Мери Макленнан встала и потянула за рукав Джона, словно он был маленький и несмышленый мальчишка.
— Нет, ма. Я никуда не тронусь отсюда, — решительно и сухо сказал Джон. — Я просто не могу. Не могу переступить через самого себя, через своих детей, через ту жизнь, которая воскресила во мне человека. Я не могу этого сделать! Ты меня должна понять, ма!
— О Джон, ты разрываешь мое сердце… Ну, хорошо, милый… Попрощайся с твоими… твоими близкими. Я подожду… Подожду на корабле, чтобы не мешать тебе. А завтра я приеду за тобой… Только скажи прямо и честно — они ничего не сделают с тобой?
— Ну что ты говоришь, ма!
— Хорошо, хорошо сынок, — торопливо проговорила Мери Макленнан.

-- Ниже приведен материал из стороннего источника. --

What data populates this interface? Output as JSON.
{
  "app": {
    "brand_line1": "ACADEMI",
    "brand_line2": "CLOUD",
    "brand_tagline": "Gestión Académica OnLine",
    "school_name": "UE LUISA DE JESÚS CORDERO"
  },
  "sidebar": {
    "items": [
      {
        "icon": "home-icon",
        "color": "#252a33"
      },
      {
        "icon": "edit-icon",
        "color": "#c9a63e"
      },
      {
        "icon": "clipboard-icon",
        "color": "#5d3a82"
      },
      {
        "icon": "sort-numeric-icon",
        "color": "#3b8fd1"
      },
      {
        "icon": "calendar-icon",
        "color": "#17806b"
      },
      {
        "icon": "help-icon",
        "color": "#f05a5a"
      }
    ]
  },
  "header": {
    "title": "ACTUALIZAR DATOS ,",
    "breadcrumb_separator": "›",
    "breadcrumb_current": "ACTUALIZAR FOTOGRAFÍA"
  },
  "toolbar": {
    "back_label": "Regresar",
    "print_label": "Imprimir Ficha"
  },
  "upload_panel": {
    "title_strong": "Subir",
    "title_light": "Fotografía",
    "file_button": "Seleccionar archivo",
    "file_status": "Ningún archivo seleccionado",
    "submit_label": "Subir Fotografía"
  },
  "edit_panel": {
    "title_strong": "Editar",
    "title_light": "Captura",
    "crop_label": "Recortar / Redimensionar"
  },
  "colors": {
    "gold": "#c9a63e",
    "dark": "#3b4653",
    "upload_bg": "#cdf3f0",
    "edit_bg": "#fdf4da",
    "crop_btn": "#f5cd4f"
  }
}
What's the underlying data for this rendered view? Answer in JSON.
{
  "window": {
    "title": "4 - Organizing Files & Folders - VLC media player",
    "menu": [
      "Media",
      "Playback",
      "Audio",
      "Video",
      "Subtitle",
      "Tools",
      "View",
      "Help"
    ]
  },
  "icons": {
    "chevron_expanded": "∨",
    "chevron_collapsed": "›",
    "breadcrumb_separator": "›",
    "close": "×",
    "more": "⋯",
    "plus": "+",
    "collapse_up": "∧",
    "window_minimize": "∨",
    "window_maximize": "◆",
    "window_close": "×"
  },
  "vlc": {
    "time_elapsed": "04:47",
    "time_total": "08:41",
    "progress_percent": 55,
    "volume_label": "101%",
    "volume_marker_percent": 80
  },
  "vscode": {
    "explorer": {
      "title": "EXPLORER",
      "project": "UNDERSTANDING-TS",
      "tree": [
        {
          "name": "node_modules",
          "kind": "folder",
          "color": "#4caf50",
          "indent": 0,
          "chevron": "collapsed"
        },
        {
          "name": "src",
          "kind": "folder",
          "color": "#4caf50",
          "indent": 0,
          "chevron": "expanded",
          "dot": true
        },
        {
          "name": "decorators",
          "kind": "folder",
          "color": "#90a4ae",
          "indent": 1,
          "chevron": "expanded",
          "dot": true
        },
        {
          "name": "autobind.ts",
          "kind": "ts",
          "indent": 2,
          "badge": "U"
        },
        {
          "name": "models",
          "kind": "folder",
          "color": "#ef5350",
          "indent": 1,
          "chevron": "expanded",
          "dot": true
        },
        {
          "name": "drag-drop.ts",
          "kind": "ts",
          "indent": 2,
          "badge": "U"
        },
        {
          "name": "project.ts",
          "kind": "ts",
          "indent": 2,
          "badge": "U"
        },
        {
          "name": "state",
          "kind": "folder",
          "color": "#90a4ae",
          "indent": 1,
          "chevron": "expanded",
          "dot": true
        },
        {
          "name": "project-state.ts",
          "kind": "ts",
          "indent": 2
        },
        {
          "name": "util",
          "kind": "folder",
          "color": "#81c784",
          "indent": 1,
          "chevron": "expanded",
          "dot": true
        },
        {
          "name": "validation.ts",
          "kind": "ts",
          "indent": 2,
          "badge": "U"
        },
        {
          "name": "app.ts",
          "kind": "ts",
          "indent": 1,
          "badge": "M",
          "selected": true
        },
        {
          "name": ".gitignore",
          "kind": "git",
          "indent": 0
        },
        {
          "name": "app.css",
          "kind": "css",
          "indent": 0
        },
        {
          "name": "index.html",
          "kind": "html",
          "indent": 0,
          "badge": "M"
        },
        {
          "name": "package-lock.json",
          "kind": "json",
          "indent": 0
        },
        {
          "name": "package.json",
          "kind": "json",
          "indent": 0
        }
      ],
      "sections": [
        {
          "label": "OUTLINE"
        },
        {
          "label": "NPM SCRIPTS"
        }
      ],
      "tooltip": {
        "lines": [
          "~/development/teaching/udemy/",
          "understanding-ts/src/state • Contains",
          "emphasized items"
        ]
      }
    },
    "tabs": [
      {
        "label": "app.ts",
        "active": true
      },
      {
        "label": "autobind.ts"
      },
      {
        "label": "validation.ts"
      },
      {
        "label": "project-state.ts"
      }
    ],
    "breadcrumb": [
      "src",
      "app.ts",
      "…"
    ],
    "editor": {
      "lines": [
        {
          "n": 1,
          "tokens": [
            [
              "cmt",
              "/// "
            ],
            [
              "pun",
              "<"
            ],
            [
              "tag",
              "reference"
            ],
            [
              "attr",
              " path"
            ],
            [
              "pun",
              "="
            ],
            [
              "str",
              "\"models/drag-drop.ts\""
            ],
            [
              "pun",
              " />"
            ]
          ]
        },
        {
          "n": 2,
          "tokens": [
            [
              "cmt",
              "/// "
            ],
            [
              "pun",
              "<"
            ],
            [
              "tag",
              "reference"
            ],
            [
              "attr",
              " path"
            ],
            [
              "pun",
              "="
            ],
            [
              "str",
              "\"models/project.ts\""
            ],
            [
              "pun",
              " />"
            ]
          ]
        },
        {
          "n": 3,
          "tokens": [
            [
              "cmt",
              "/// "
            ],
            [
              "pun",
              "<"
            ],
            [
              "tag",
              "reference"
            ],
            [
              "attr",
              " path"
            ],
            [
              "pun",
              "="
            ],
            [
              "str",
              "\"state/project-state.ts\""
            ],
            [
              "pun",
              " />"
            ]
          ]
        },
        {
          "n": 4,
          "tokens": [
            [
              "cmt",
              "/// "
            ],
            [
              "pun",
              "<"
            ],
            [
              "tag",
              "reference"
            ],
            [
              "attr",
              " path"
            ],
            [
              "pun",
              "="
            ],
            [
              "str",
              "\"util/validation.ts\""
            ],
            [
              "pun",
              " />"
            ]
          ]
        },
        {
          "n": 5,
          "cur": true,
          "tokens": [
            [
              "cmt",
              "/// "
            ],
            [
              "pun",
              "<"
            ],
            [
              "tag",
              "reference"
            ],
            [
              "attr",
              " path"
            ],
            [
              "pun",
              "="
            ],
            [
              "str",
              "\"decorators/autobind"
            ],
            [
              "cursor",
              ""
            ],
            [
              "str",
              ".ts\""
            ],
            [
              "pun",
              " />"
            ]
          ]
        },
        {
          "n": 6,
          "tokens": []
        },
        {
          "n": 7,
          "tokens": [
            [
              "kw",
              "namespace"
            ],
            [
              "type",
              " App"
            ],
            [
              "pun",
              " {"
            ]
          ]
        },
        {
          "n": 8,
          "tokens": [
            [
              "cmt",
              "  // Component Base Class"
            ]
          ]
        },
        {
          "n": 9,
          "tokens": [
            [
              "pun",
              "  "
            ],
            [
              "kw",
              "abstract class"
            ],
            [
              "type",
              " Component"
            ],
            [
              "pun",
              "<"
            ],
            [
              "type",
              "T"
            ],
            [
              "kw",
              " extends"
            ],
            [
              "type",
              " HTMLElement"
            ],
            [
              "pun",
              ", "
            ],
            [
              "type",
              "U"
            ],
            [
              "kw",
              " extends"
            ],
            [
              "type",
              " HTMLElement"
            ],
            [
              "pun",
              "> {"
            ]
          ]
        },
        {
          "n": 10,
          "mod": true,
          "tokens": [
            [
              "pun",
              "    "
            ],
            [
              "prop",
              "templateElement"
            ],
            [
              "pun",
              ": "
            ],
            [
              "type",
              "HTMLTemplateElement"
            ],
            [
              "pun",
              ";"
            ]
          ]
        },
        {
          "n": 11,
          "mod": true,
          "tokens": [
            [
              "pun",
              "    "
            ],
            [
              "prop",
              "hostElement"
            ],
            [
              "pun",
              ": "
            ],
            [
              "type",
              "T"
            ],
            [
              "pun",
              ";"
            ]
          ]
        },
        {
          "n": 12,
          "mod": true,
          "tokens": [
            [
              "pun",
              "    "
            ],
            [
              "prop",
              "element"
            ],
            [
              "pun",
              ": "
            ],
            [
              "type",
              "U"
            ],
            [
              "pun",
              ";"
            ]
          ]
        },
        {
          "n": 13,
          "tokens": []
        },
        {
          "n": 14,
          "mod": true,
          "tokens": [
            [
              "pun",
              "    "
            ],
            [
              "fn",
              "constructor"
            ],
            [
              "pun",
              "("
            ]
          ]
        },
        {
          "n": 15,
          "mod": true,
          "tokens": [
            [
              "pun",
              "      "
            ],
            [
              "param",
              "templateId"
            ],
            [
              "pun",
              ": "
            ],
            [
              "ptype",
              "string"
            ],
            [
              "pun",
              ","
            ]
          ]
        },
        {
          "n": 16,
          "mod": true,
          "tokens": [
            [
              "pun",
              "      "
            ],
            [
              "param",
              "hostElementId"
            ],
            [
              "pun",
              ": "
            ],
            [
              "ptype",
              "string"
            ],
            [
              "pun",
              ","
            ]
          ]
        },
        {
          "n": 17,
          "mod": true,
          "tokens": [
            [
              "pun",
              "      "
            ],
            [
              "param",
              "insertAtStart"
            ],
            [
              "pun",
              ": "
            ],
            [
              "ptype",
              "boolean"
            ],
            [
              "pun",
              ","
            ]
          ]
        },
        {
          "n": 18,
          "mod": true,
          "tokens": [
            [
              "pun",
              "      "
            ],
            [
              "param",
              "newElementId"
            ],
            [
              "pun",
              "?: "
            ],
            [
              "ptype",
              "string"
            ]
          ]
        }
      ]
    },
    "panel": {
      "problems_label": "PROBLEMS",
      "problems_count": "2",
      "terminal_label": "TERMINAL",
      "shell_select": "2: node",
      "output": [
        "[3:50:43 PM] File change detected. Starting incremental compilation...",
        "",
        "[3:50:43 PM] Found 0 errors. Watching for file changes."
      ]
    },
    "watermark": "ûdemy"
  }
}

Джон проводил мать на берег. Он шел, провожаемый безмолвными взглядами энмынцев. Он чувствовал эти взгляды за своей спиной, и они хлестали его словно бичи.
— Если бы не добрый человек из какого-то селения на берегу Берингова пролива, торговец, я бы никогда не узнала, жив ли ты и где живешь. Это он прислал мне письмо и рассказал о твоей судьбе. Сынок, ты должен запомнить его имя — его зовут Роберт Карпентер.
— Роберт Карпентер? — переспросил пораженный Джон.
— Да, это он прислал мне письмо. Ты с ним знаком?
— Еще бы! — воскликнул Джон. — Я даже у него гостил не раз, и он ко мне приезжал.
— Какое доброе сердце у него, — вздохнула Мери Макленнан.
Джон помог матери сесть в шлюпку, поцеловал ее на прощание, и она успела шепнуть:
— Джон, это твоя последняя ночь вдали от матери, в этой ужасной хижине…
Джон вернулся в свою ярангу. Все домочадцы уже были дома. Пыльмау разжигала костер, а мальчики играли с сестренкой.
Джон сел на бревно-изголовье и обхватил голову кожаными наконечниками рук. Мысли стучали в голове, не давая покоя, а как хотелось уйти от них, забыться, отрешиться хотя бы ненадолго от всего, что навалилось на сердце в это утро! Как далеко ушел он от матери! И даже если бы случилось невероятное и Джон вернулся бы в Порт-Хоуп, он никогда бы не смог вернуться к прежнему образу жизни.
— Есть будешь?
Голос Пыльмау заставил его вздрогнуть. Он поднял голову и увидел потемневшие от горя и сочувствия глаза. В ответ Джон отрицательно покачал головой.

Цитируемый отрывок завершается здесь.